After picking up the 85lb vise I just HAD to go into their walk in type store. They had bins and bins of drill bits of all descriptions, reamers, and endmills in HSS and carbide flavors. All used (some new drill bits in packages) and all for $4/lb, mix and match. Plus they had all sorts of other tooling, tool holders, horizontal mill stuff, and just tons of other junk.

Good drill bits, reamers and end mills are like jewelery to me and if it's shiney I have a heckuva time not picking it up :-). Kind of like a monkey I suppose. Before I knew it I had 5 lbs of drill blanks, bits, a couple reamers, and some endmills and HAD to get out of there before OD'ing on 'stuff'.

At home I got the vise up on the workbench without scattering organs all over the floor, and began to figure out how to take it apart to clean it up. Finally got it apart and cleaned all the chips and gunk and crud out. More importantly I got it back together and oiled up .

My current mill is half of a real POS mill-lathe combo (they do make some nice ones, but mine isn't one) and the table is only 9" x 7". I manfully heaved this honker vice up on the table. I can only anchor it in one direction due to the vise's 9" width, and it literally covers the table! Even better, there is now only about 4" of room between a 3/8" endmill and the top of the vice with the quill full up!
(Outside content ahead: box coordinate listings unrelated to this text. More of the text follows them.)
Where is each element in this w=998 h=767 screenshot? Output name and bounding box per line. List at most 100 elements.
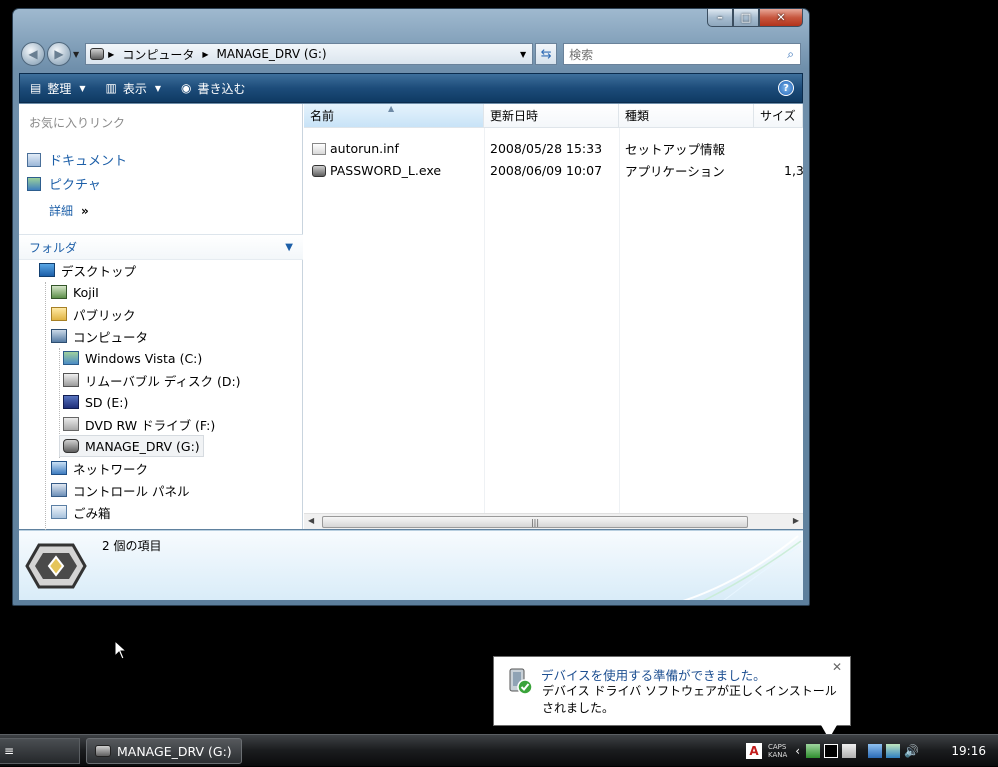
more-links[interactable]: 詳細 »: [49, 202, 89, 219]
scroll-right-icon[interactable]: ▶: [793, 516, 799, 525]
scrollbar-thumb[interactable]: |||: [322, 516, 748, 528]
breadcrumb-computer[interactable]: コンピュータ: [122, 46, 194, 63]
pictures-icon: [27, 176, 41, 191]
folders-title: フォルダ: [29, 240, 78, 255]
search-input[interactable]: 検索 ⌕: [563, 43, 801, 65]
tree-item-g-drive[interactable]: MANAGE_DRV (G:): [59, 435, 204, 457]
favorite-documents[interactable]: ドキュメント: [27, 150, 127, 169]
balloon-title: デバイスを使用する準備ができました。: [541, 668, 766, 683]
view-button[interactable]: ▥ 表示 ▼: [96, 74, 172, 102]
network-disconnected-icon[interactable]: [842, 744, 857, 758]
system-tray: A CAPS KANA ‹ 🔊 19:16: [740, 735, 998, 767]
burn-label: 書き込む: [197, 81, 246, 96]
search-icon[interactable]: ⌕: [787, 47, 794, 62]
refresh-button[interactable]: ⇆: [535, 43, 558, 65]
file-row[interactable]: autorun.inf 2008/05/28 15:33 セットアップ情報: [304, 137, 803, 159]
help-button[interactable]: ?: [778, 80, 794, 96]
manage-drive-icon: [95, 745, 111, 757]
column-header-label: 名前: [310, 109, 335, 123]
taskbar-overflow-icon: ≡: [4, 744, 15, 758]
column-header-label: 種類: [625, 109, 650, 123]
ime-pad-icon[interactable]: [824, 744, 839, 758]
column-header-date[interactable]: 更新日時: [484, 104, 619, 128]
manage-drive-large-icon: [25, 543, 87, 589]
file-date: 2008/06/09 10:07: [490, 162, 603, 178]
taskbar-overflow-button[interactable]: ≡: [0, 738, 80, 764]
column-header-type[interactable]: 種類: [619, 104, 754, 128]
maximize-button[interactable]: □: [733, 9, 759, 27]
file-row[interactable]: PASSWORD_L.exe 2008/06/09 10:07 アプリケーション…: [304, 159, 804, 181]
acrobat-icon[interactable]: A: [746, 743, 762, 759]
show-hidden-icons-icon[interactable]: ‹: [795, 744, 800, 758]
address-bar-row: ◀ ▶ ▼ ▶ コンピュータ ▶ MANAGE_DRV (G:) ▼ ⇆ 検索 …: [21, 39, 801, 69]
address-bar[interactable]: ▶ コンピュータ ▶ MANAGE_DRV (G:) ▼: [85, 43, 534, 65]
recent-pages-dropdown-icon[interactable]: ▼: [73, 50, 79, 59]
tree-item-e-drive[interactable]: SD (E:): [63, 391, 128, 413]
favorite-documents-label: ドキュメント: [49, 154, 128, 169]
back-button[interactable]: ◀: [21, 42, 45, 66]
navigation-pane: お気に入りリンク ドキュメント ピクチャ 詳細 » フォルダ ▼ デスクトップ …: [19, 104, 303, 546]
balloon-close-icon[interactable]: ✕: [832, 660, 842, 674]
address-dropdown-icon[interactable]: ▼: [520, 50, 526, 59]
organize-button[interactable]: ▤ 整理 ▼: [20, 74, 96, 102]
tree-item-public[interactable]: パブリック: [51, 303, 136, 325]
forward-button[interactable]: ▶: [47, 42, 71, 66]
tree-item-desktop[interactable]: デスクトップ: [39, 259, 136, 281]
manage-drive-icon: [63, 439, 79, 453]
tree-item-label: KojiI: [73, 284, 99, 300]
dvd-drive-icon: [63, 417, 79, 431]
tree-item-d-drive[interactable]: リムーバブル ディスク (D:): [63, 369, 241, 391]
notification-balloon[interactable]: デバイスを使用する準備ができました。 デバイス ドライバ ソフトウェアが正しくイ…: [493, 656, 851, 739]
column-divider: [484, 128, 485, 518]
decorative-swoosh: [682, 535, 802, 600]
column-divider: [619, 128, 620, 518]
tree-item-network[interactable]: ネットワーク: [51, 457, 148, 479]
folders-header[interactable]: フォルダ ▼: [19, 234, 303, 260]
breadcrumb-separator-icon[interactable]: ▶: [108, 50, 114, 59]
grip-icon: |||: [530, 517, 540, 527]
breadcrumb-separator-icon[interactable]: ▶: [202, 50, 208, 59]
desktop: – □ ✕ ◀ ▶ ▼ ▶ コンピュータ ▶ MANAGE_DRV (G:) ▼…: [0, 0, 998, 766]
file-size: 1,3: [784, 162, 804, 178]
tree-item-computer[interactable]: コンピュータ: [51, 325, 148, 347]
ime-status[interactable]: CAPS KANA: [768, 743, 787, 759]
taskbar-button-label: MANAGE_DRV (G:): [117, 743, 232, 759]
scroll-left-icon[interactable]: ◀: [308, 516, 314, 525]
tree-item-control-panel[interactable]: コントロール パネル: [51, 479, 189, 501]
view-icon: ▥: [105, 81, 117, 95]
tree-item-label: Windows Vista (C:): [85, 350, 203, 366]
view-label: 表示: [122, 81, 147, 96]
breadcrumb-drive[interactable]: MANAGE_DRV (G:): [216, 47, 326, 61]
tree-item-label: SD (E:): [85, 394, 129, 410]
volume-icon[interactable]: 🔊: [904, 744, 919, 758]
search-placeholder: 検索: [569, 47, 594, 62]
horizontal-scrollbar[interactable]: ◀ ||| ▶: [304, 513, 803, 529]
tree-item-recycle-bin[interactable]: ごみ箱: [51, 501, 111, 523]
tree-item-user[interactable]: KojiI: [51, 281, 99, 303]
file-name: autorun.inf: [330, 140, 399, 156]
chevron-down-icon: ▼: [79, 83, 86, 93]
clock[interactable]: 19:16: [951, 744, 986, 758]
double-chevron-icon: »: [81, 203, 89, 218]
close-icon: ✕: [776, 11, 786, 24]
windows-defender-icon[interactable]: [886, 744, 901, 758]
organize-label: 整理: [47, 81, 72, 96]
caps-label: CAPS: [768, 743, 787, 751]
tree-item-label: コントロール パネル: [73, 483, 190, 499]
item-count: 2 個の項目: [102, 539, 162, 553]
favorite-pictures-label: ピクチャ: [49, 178, 101, 193]
favorite-pictures[interactable]: ピクチャ: [27, 174, 101, 193]
documents-icon: [27, 152, 41, 167]
minimize-button[interactable]: –: [707, 9, 733, 27]
burn-button[interactable]: ◉ 書き込む: [171, 74, 256, 102]
tree-item-f-drive[interactable]: DVD RW ドライブ (F:): [63, 413, 215, 435]
close-button[interactable]: ✕: [759, 9, 803, 27]
safely-remove-hardware-icon[interactable]: [806, 744, 821, 758]
taskbar-button-explorer[interactable]: MANAGE_DRV (G:): [86, 738, 242, 764]
file-date: 2008/05/28 15:33: [490, 140, 603, 156]
column-header-size[interactable]: サイズ: [754, 104, 803, 128]
drive-icon: [90, 48, 105, 60]
kana-label: KANA: [768, 751, 788, 759]
tree-item-c-drive[interactable]: Windows Vista (C:): [63, 347, 202, 369]
network-icon[interactable]: [868, 744, 883, 758]
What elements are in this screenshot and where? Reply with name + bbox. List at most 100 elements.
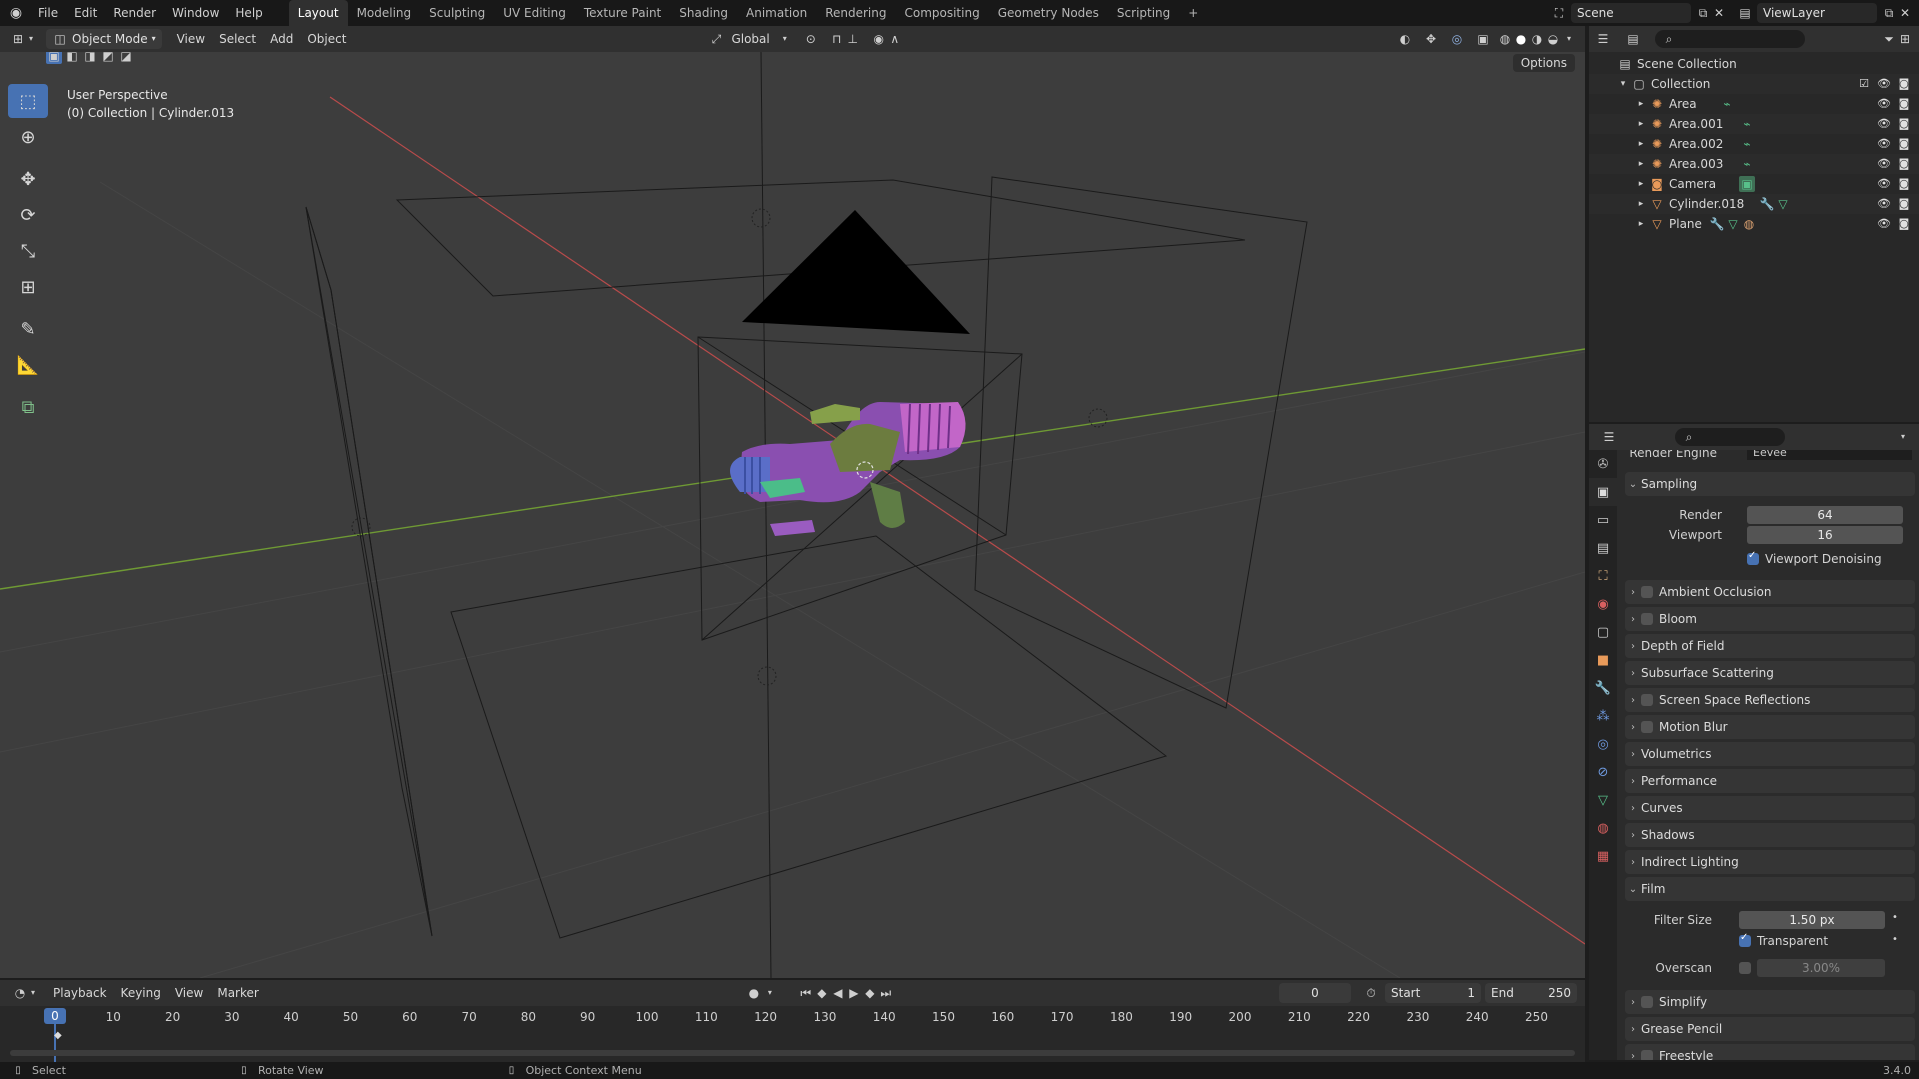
record-icon[interactable]: ● [746,985,762,1001]
panel-grease-pencil[interactable]: › Grease Pencil [1625,1017,1915,1041]
add-workspace-button[interactable]: + [1179,0,1207,26]
expand-arrow-icon[interactable]: ▸ [1633,196,1649,212]
tab-material[interactable]: ◍ [1589,814,1617,842]
panel-motion-blur[interactable]: › Motion Blur [1625,715,1915,739]
scene-icon[interactable]: ⛶ [1551,5,1567,21]
timeline[interactable]: 10 20 30 40 50 60 70 80 90 100 110 120 130 140 150 160 1… [0,1006,1585,1064]
viewport-denoising-checkbox[interactable]: Viewport Denoising [1747,550,1882,566]
move-tool[interactable]: ✥ [8,162,48,196]
options-button[interactable]: Options [1512,54,1575,72]
outliner-item[interactable]: ▸ ◙ Camera ▣ 👁 ◙ [1589,174,1919,194]
snap-icon[interactable]: ⊓ [829,31,845,47]
eye-icon[interactable]: 👁 [1877,137,1891,151]
current-frame-field[interactable]: 0 [1279,983,1351,1003]
new-viewlayer-icon[interactable]: ⧉ [1881,5,1897,21]
editor-type-icon[interactable]: ☰ [1595,31,1611,47]
menu-playback[interactable]: Playback [46,982,114,1004]
menu-object[interactable]: Object [300,28,353,50]
pivot-point-icon[interactable]: ⊙ [803,31,819,47]
panel-subsurface-scattering[interactable]: › Subsurface Scattering [1625,661,1915,685]
camera-icon[interactable]: ◙ [1897,177,1911,191]
close-scene-icon[interactable]: ✕ [1711,5,1727,21]
material-shading-icon[interactable]: ◑ [1529,31,1545,47]
keyframe-dot-icon[interactable]: • [1892,912,1898,923]
camera-icon[interactable]: ◙ [1897,137,1911,151]
expand-arrow-icon[interactable]: ▸ [1633,176,1649,192]
panel-performance[interactable]: › Performance [1625,769,1915,793]
display-mode-icon[interactable]: ▤ [1625,31,1641,47]
solid-shading-icon[interactable]: ● [1513,31,1529,47]
camera-icon[interactable]: ◙ [1897,77,1911,91]
outliner-item[interactable]: ▸ ✺ Area.003 ⌁ 👁 ◙ [1589,154,1919,174]
eye-icon[interactable]: 👁 [1877,177,1891,191]
rendered-shading-icon[interactable]: ◒ [1545,31,1561,47]
checkbox-icon[interactable]: ☑ [1857,77,1871,91]
eye-icon[interactable]: 👁 [1877,77,1891,91]
select-new-icon[interactable]: ▣ [46,52,62,64]
properties-search[interactable]: ⌕ [1675,428,1785,446]
select-invert-icon[interactable]: ◩ [100,52,116,64]
3d-viewport[interactable]: ⬚ ⊕ ✥ ⟳ ⤡ ⊞ ✎ 📐 ⧉ ▣ ◧ ◨ ◩ ◪ User Perspec… [0,52,1585,978]
panel-sampling[interactable]: ⌄ Sampling [1625,472,1915,496]
outliner-item[interactable]: ▸ ✺ Area ⌁ 👁 ◙ [1589,94,1919,114]
panel-depth-of-field[interactable]: › Depth of Field [1625,634,1915,658]
camera-icon[interactable]: ◙ [1897,197,1911,211]
select-intersect-icon[interactable]: ◪ [118,52,134,64]
tab-rendering[interactable]: Rendering [816,0,895,26]
panel-bloom[interactable]: › Bloom [1625,607,1915,631]
transform-orientation-selector[interactable]: Global [724,28,776,50]
add-cube-tool[interactable]: ⧉ [8,390,48,424]
menu-render[interactable]: Render [105,0,164,26]
tab-layout[interactable]: Layout [288,0,348,26]
visibility-icon[interactable]: ◐ [1397,31,1413,47]
render-samples-field[interactable]: 64 [1747,506,1903,524]
next-keyframe-icon[interactable]: ◆ [862,985,878,1001]
checkbox-icon[interactable] [1641,996,1653,1008]
falloff-icon[interactable]: ∧ [887,31,903,47]
eye-icon[interactable]: 👁 [1877,97,1891,111]
wireframe-shading-icon[interactable]: ◍ [1497,31,1513,47]
expand-arrow-icon[interactable]: ▸ [1633,96,1649,112]
prev-keyframe-icon[interactable]: ◆ [814,985,830,1001]
panel-freestyle[interactable]: › Freestyle [1625,1044,1915,1060]
checkbox-icon[interactable] [1641,613,1653,625]
tree-root[interactable]: ▤ Scene Collection [1589,54,1919,74]
collection-row[interactable]: ▾ ▢ Collection ☑ 👁 ◙ [1589,74,1919,94]
menu-add[interactable]: Add [263,28,300,50]
outliner-search[interactable]: ⌕ [1655,30,1805,48]
tab-sculpting[interactable]: Sculpting [420,0,494,26]
panel-indirect-lighting[interactable]: › Indirect Lighting [1625,850,1915,874]
tab-data[interactable]: ▽ [1589,786,1617,814]
menu-file[interactable]: File [30,0,66,26]
chevron-down-icon[interactable]: ▾ [1895,429,1911,445]
tab-scripting[interactable]: Scripting [1108,0,1179,26]
annotate-tool[interactable]: ✎ [8,312,48,346]
checkbox-icon[interactable] [1641,1050,1653,1060]
menu-help[interactable]: Help [227,0,270,26]
render-engine-selector[interactable]: Eevee [1747,450,1912,460]
keyframe-dot-icon[interactable]: • [1892,934,1898,945]
tab-collection[interactable]: ▢ [1589,618,1617,646]
new-scene-icon[interactable]: ⧉ [1695,5,1711,21]
snap-target-icon[interactable]: ⊥ [845,31,861,47]
measure-tool[interactable]: 📐 [8,348,48,382]
tab-geometry-nodes[interactable]: Geometry Nodes [989,0,1108,26]
start-frame-field[interactable]: Start 1 [1385,983,1481,1003]
menu-keying[interactable]: Keying [114,982,168,1004]
camera-icon[interactable]: ◙ [1897,157,1911,171]
camera-icon[interactable]: ◙ [1897,217,1911,231]
blender-logo-icon[interactable]: ◉ [8,5,24,21]
editor-type-icon[interactable]: ☰ [1601,429,1617,445]
menu-edit[interactable]: Edit [66,0,105,26]
menu-window[interactable]: Window [164,0,227,26]
viewlayer-icon[interactable]: ▤ [1737,5,1753,21]
tab-modeling[interactable]: Modeling [348,0,421,26]
end-frame-field[interactable]: End 250 [1485,983,1577,1003]
tab-output[interactable]: ▭ [1589,506,1617,534]
tab-physics[interactable]: ◎ [1589,730,1617,758]
eye-icon[interactable]: 👁 [1877,217,1891,231]
viewport-samples-field[interactable]: 16 [1747,526,1903,544]
jump-start-icon[interactable]: ⏮ [798,985,814,1001]
tab-uv-editing[interactable]: UV Editing [494,0,575,26]
expand-arrow-icon[interactable]: ▸ [1633,156,1649,172]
Oh well, at least I have the vise. One of these days I'll have a real milling machine to put it on. In the meantime, I suppose it's a good place to store it.

..............Buckshot

Willbird
06-23-2005, 03:45 AM
The Kurt is a nice Vise, while you have time whittle yourself out a few sets of soft steel jaws, then you can mill and bore them to hold weird objects, you can make them taller and with the bolt holes in center top to bottom and they will be then double sided. If you make them thick enough you can counterbore both sides and end up with them 4 sided. A set with Vees both ways is nice, one can cut Vees at an angle to hold parts at 45 or 30 degrees when needed (I usually only cut the V in the fixed jaw

I'm not sure if you already have done so or not but you can buy a set of 1/8" thick parallals in 1/8" increments from 1/2" to 2" for like 30 bucks if you shop enco and such, I struggled with a motly assortment of parallals for years before doing so, wish I had sooner.

Kurt now makes a super 6" too that will actually hold 7", and their are generic copies as well.

The old bridgeport brand vises have the advantage of having deeper jaws, altho you can make tall jaws for the Kurt, and the wedge that pulls the moving jaw DOWN sure works nicer I think.

if you think the 6" is heavy try an 8" WITH the swivel base. :-)

I'm sure you have been round long enough to know you can use a sine bar on a Kurt vise to set angles, lay it on top of the moving jaw and against the backside of the removible jaw, set your sine bar to the angle and twiddle the vise until the sine bar indicates straight. This is handy for milling bolt action magazine boxes out in stocks, you can simply reverse the sine bar to set the angle to mill the other side of the mag box.